No. raven is the legacy client and has been deprecated for years. The current SDK is the sentry-sdk package, configured with a single sentry_sdk.init() call. If your project still imports raven or has raven.contrib.django in INSTALLED_APPS, remove it and migrate to sentry-sdk.
Do I need to add DjangoIntegration explicitly?
Usually not. The modern sentry-sdk auto-detects Django and enables the integration for you, so a plain sentry_sdk.init(dsn=...) already instruments views, the ORM, middleware, and templates. You only pass integrations=[DjangoIntegration(...)] when you want to change its default options.
Where should I put the Sentry DSN?
In an environment variable (for example SENTRY_DSN), read at startup in settings.py. Never hardcode it or commit it. The DSN is not a deeply secret credential, but keeping it in the environment lets you use different projects per environment and avoids leaking it through your repo history.
What is the difference between traces_sample_rate and profiles_sample_rate?
traces_sample_rate controls what fraction of requests get performance traces (transactions and spans). profiles_sample_rate controls what fraction of those already-traced transactions also get CPU profiles.

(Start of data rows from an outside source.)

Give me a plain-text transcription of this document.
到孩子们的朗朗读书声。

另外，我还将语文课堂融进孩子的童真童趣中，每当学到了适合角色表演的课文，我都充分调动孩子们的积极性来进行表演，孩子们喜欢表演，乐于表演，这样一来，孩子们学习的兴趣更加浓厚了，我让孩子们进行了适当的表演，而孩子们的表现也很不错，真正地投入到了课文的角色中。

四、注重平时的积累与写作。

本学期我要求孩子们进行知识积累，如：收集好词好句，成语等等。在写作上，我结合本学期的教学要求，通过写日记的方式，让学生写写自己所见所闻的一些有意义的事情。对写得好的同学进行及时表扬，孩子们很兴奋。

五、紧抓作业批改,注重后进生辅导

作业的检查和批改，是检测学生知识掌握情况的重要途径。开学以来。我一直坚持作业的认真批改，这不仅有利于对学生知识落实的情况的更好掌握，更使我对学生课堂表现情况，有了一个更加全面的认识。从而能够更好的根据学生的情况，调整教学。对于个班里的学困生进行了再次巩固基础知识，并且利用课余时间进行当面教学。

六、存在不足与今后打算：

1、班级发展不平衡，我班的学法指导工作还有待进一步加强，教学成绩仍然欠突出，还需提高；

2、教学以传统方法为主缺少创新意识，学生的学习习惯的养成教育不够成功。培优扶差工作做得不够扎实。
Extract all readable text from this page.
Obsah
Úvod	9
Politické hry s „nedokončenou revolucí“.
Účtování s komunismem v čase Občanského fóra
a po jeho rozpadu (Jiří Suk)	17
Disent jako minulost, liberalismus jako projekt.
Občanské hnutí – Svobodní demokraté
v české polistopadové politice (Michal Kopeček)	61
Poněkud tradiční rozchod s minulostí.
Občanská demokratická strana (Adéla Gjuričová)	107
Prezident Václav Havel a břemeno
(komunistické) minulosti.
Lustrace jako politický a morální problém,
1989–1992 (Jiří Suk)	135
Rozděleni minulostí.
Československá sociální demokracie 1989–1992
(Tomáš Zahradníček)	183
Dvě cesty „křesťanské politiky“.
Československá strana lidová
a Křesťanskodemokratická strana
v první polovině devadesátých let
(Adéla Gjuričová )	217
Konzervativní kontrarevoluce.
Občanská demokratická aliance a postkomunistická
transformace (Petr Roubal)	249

Profiling requires tracing to be on, so set traces_sample_rate above 0 first.
How do I stop Sentry from reporting expected errors like 404s?
Filter them. Add the exception type to ignore_errors, or return None from a before_send hook for that exception (for example Http404). For noisy endpoints like health checks, return 0.0 from a traces_sampler so they are never traced.
Is Sentry free for Django projects?
Sentry is open source and self-hostable at no license cost, and the hosted service at sentry.io offers a free developer tier with usage/quota-based limits. Exact quotas and paid tiers change over time, so verify the current details on sentry.io as of 2026. This article focuses on the implementation, which is the same regardless of which tier you run.